Nice to see you back Ran .


----------



## ranmasatome (Mar 14, 2006)

holocron said:


> wow Ran is back! cool... look forward to seeing what you get going!


Thanks guys.. i:m starting to lean towards a vivarium..since most of the mosses here arent truly aquatic.. but the ones that are, are beautiful.. hell.. mosses are just downright beautiful.. anyway... i'm going to check some stores in Tokyo Shibuya now..;D..

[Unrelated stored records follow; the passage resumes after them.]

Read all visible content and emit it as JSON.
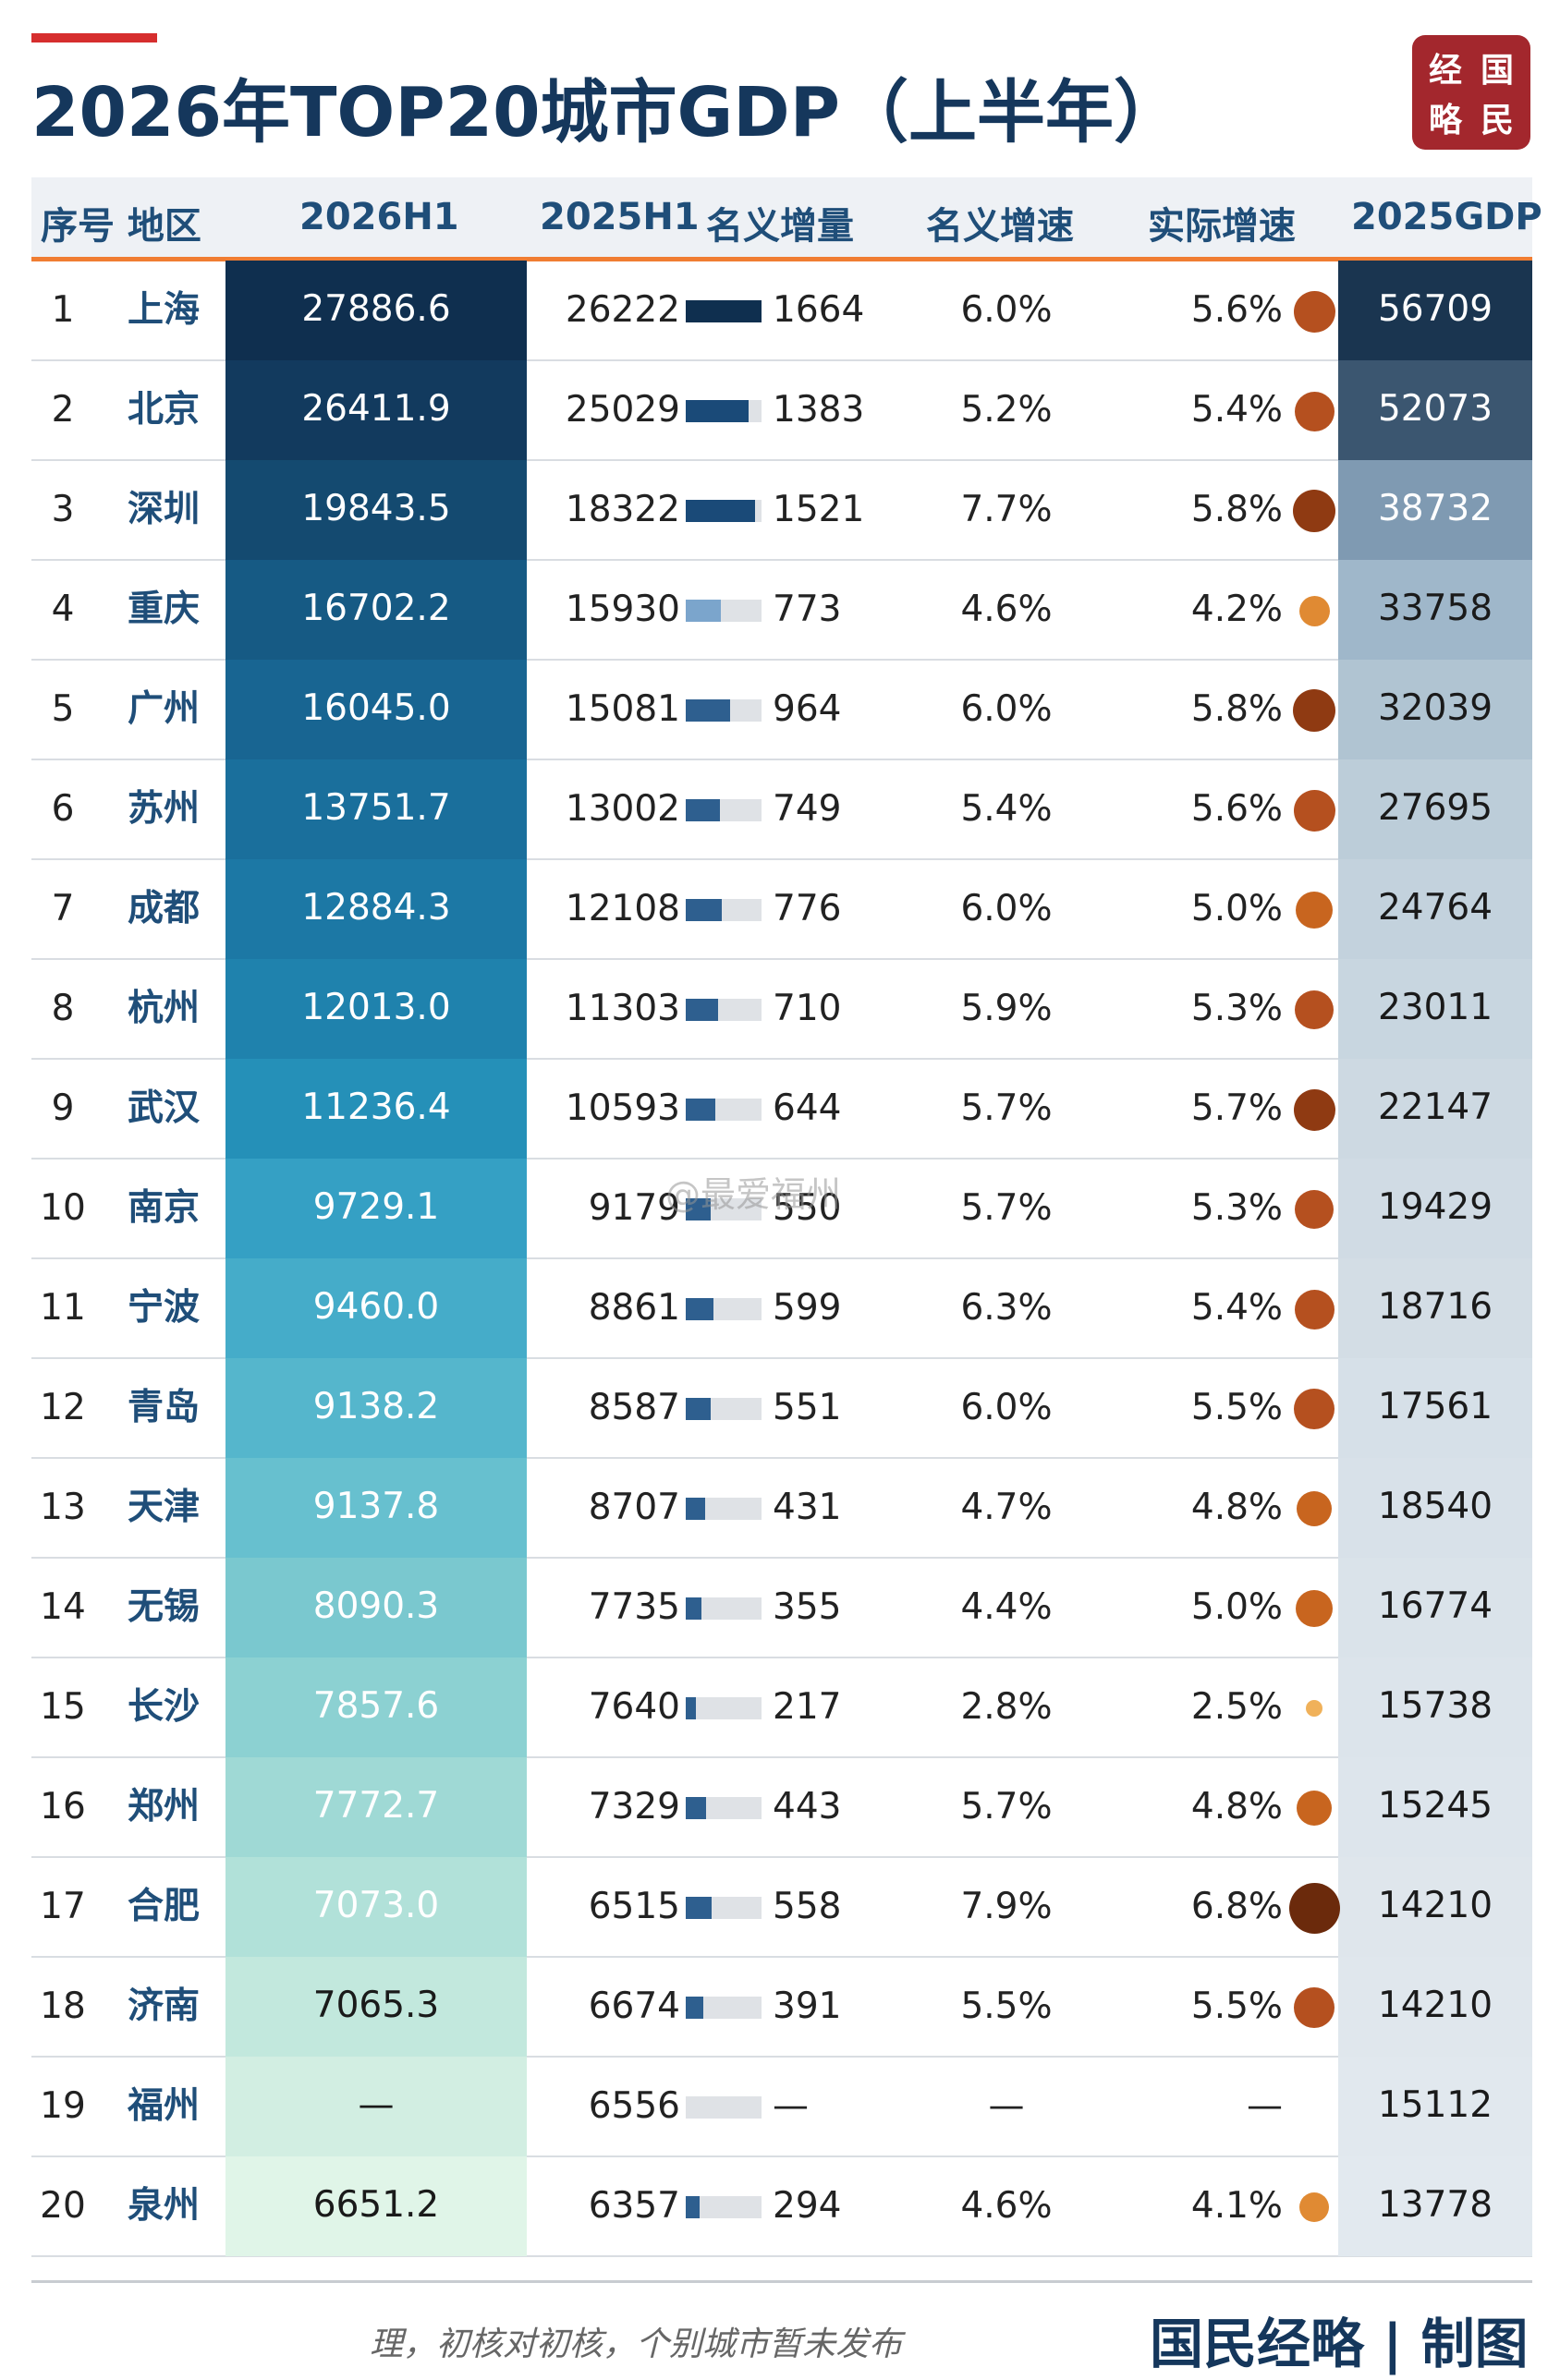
{
  "title": "2026年TOP20城市GDP（上半年）",
  "logo": [
    "经",
    "国",
    "略",
    "民"
  ],
  "headers": {
    "seq_region": "序号 地区",
    "h1_2026": "2026H1",
    "h1_2025": "2025H1",
    "nominal_increase": "名义增量",
    "nominal_growth": "名义增速",
    "real_growth": "实际增速",
    "gdp_2025": "2025GDP"
  },
  "rows": [
    {
      "rank": "1",
      "city": "上海",
      "h1_2026": "27886.6",
      "h1_2025": "26222",
      "increase": "1664",
      "increase_share": 1.0,
      "nominal": "6.0%",
      "real": "5.6%",
      "gdp_2025": "56709"
    },
    {
      "rank": "2",
      "city": "北京",
      "h1_2026": "26411.9",
      "h1_2025": "25029",
      "increase": "1383",
      "increase_share": 0.83,
      "nominal": "5.2%",
      "real": "5.4%",
      "gdp_2025": "52073"
    },
    {
      "rank": "3",
      "city": "深圳",
      "h1_2026": "19843.5",
      "h1_2025": "18322",
      "increase": "1521",
      "increase_share": 0.91,
      "nominal": "7.7%",
      "real": "5.8%",
      "gdp_2025": "38732"
    },
    {
      "rank": "4",
      "city": "重庆",
      "h1_2026": "16702.2",
      "h1_2025": "15930",
      "increase": "773",
      "increase_share": 0.46,
      "nominal": "4.6%",
      "real": "4.2%",
      "gdp_2025": "33758"
    },
    {
      "rank": "5",
      "city": "广州",
      "h1_2026": "16045.0",
      "h1_2025": "15081",
      "increase": "964",
      "increase_share": 0.58,
      "nominal": "6.0%",
      "real": "5.8%",
      "gdp_2025": "32039"
    },
    {
      "rank": "6",
      "city": "苏州",
      "h1_2026": "13751.7",
      "h1_2025": "13002",
      "increase": "749",
      "increase_share": 0.45,
      "nominal": "5.4%",
      "real": "5.6%",
      "gdp_2025": "27695"
    },
    {
      "rank": "7",
      "city": "成都",
      "h1_2026": "12884.3",
      "h1_2025": "12108",
      "increase": "776",
      "increase_share": 0.47,
      "nominal": "6.0%",
      "real": "5.0%",
      "gdp_2025": "24764"
    },
    {
      "rank": "8",
      "city": "杭州",
      "h1_2026": "12013.0",
      "h1_2025": "11303",
      "increase": "710",
      "increase_share": 0.43,
      "nominal": "5.9%",
      "real": "5.3%",
      "gdp_2025": "23011"
    },
    {
      "rank": "9",
      "city": "武汉",
      "h1_2026": "11236.4",
      "h1_2025": "10593",
      "increase": "644",
      "increase_share": 0.39,
      "nominal": "5.7%",
      "real": "5.7%",
      "gdp_2025": "22147"
    },
    {
      "rank": "10",
      "city": "南京",
      "h1_2026": "9729.1",
      "h1_2025": "9179",
      "increase": "550",
      "increase_share": 0.33,
      "nominal": "5.7%",
      "real": "5.3%",
      "gdp_2025": "19429"
    },
    {
      "rank": "11",
      "city": "宁波",
      "h1_2026": "9460.0",
      "h1_2025": "8861",
      "increase": "599",
      "increase_share": 0.36,
      "nominal": "6.3%",
      "real": "5.4%",
      "gdp_2025": "18716"
    },
    {
      "rank": "12",
      "city": "青岛",
      "h1_2026": "9138.2",
      "h1_2025": "8587",
      "increase": "551",
      "increase_share": 0.33,
      "nominal": "6.0%",
      "real": "5.5%",
      "gdp_2025": "17561"
    },
    {
      "rank": "13",
      "city": "天津",
      "h1_2026": "9137.8",
      "h1_2025": "8707",
      "increase": "431",
      "increase_share": 0.26,
      "nominal": "4.7%",
      "real": "4.8%",
      "gdp_2025": "18540"
    },
    {
      "rank": "14",
      "city": "无锡",
      "h1_2026": "8090.3",
      "h1_2025": "7735",
      "increase": "355",
      "increase_share": 0.21,
      "nominal": "4.4%",
      "real": "5.0%",
      "gdp_2025": "16774"
    },
    {
      "rank": "15",
      "city": "长沙",
      "h1_2026": "7857.6",
      "h1_2025": "7640",
      "increase": "217",
      "increase_share": 0.13,
      "nominal": "2.8%",
      "real": "2.5%",
      "gdp_2025": "15738"
    },
    {
      "rank": "16",
      "city": "郑州",
      "h1_2026": "7772.7",
      "h1_2025": "7329",
      "increase": "443",
      "increase_share": 0.27,
      "nominal": "5.7%",
      "real": "4.8%",
      "gdp_2025": "15245"
    },
    {
      "rank": "17",
      "city": "合肥",
      "h1_2026": "7073.0",
      "h1_2025": "6515",
      "increase": "558",
      "increase_share": 0.34,
      "nominal": "7.9%",
      "real": "6.8%",
      "gdp_2025": "14210"
    },
    {
      "rank": "18",
      "city": "济南",
      "h1_2026": "7065.3",
      "h1_2025": "6674",
      "increase": "391",
      "increase_share": 0.23,
      "nominal": "5.5%",
      "real": "5.5%",
      "gdp_2025": "14210"
    },
    {
      "rank": "19",
      "city": "福州",
      "h1_2026": "—",
      "h1_2025": "6556",
      "increase": "—",
      "increase_share": 0,
      "nominal": "—",
      "real": "—",
      "gdp_2025": "15112"
    },
    {
      "rank": "20",
      "city": "泉州",
      "h1_2026": "6651.2",
      "h1_2025": "6357",
      "increase": "294",
      "increase_share": 0.18,
      "nominal": "4.6%",
      "real": "4.1%",
      "gdp_2025": "13778"
    }
  ],
  "h1_colors": [
    "#0f2f4f",
    "#123a5e",
    "#144a70",
    "#165a84",
    "#186592",
    "#1a6f9c",
    "#1c78a5",
    "#1f82ad",
    "#2590b8",
    "#35a0c4",
    "#45acc9",
    "#55b6cc",
    "#67c0cf",
    "#7ac8cf",
    "#8cd1d2",
    "#9fd9d5",
    "#b1e1d9",
    "#c2e8dd",
    "#d2eee2",
    "#e0f5e8"
  ],
  "gdp_colors": [
    "#1a3550",
    "#3b5670",
    "#7f9ab2",
    "#9fb7ca",
    "#b0c4d2",
    "#bccdd9",
    "#c3d2dd",
    "#c8d6e0",
    "#cdd9e2",
    "#d0dbe4",
    "#d3dde5",
    "#d6e0e8",
    "#d8e1e9",
    "#dae3ea",
    "#dce4eb",
    "#dde5ec",
    "#dfe6ec",
    "#e0e7ed",
    "#e1e8ee",
    "#e2e9ef"
  ],
  "bar_color_dark": "#0f2f4f",
  "bar_color_mid": "#2e5f8f",
  "bar_color_light": "#7ba5cc",
  "dot_color_dark": "#6b2a0c",
  "dot_color_mid": "#b5501f",
  "dot_color_light": "#f0b15a",
  "footer_note": "理，初核对初核，个别城市暂未发布",
  "footer_brand": "国民经略 | 制图",
  "watermark": "@最爱福州"
}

oh... and i just saw crystal red shrimps, black diamond shrimp and some weirdo shrimp (All are grade A+ or above) for $8/pc!!!! 10 pcs for $70... i cant freakin believe it.. but its sad these shrimps are so sensitive.. i would buy some for home..haha


----------



## chompy (Mar 24, 2006)

Vivariums are alot of fun! Alot of mosses need a dormant stage so try and find something that will live year round. I have started keeping dart frogs and I am so happy with them.


----------



## Brian (Mar 14, 2006)

Yeah ran, make a viv and get some darts 

Checkout my thread "My Frog Room"


----------



## ranmasatome (Mar 14, 2006)

I have Brian.. and you are way tooooo evil.
how come my pockets feel lighter all of a sudden... crap...


----------



## Brian (Mar 14, 2006)

Lol, is there any way to get dart frogs in Japan?


----------



## ranmasatome (Mar 14, 2006)

yeah... they sell them in the some speciality stores here.. not only dendrobates though.. they've got all kinds like Aurella and stuff like that....but some are mad expensive.


----------



## wtac (Mar 17, 2006)

I remember watching a program on various salamanders and newts in Japan at least 10 years ago. Absolutely fascinating!!! 

Have you gone looking under rocks and in streams yet?


----------



## ranmasatome (Mar 14, 2006)

Nope... but i plan on it during late spring and early summer.. it was just too darn cold this autumn to do it.. and everything freezes over during winter..


----------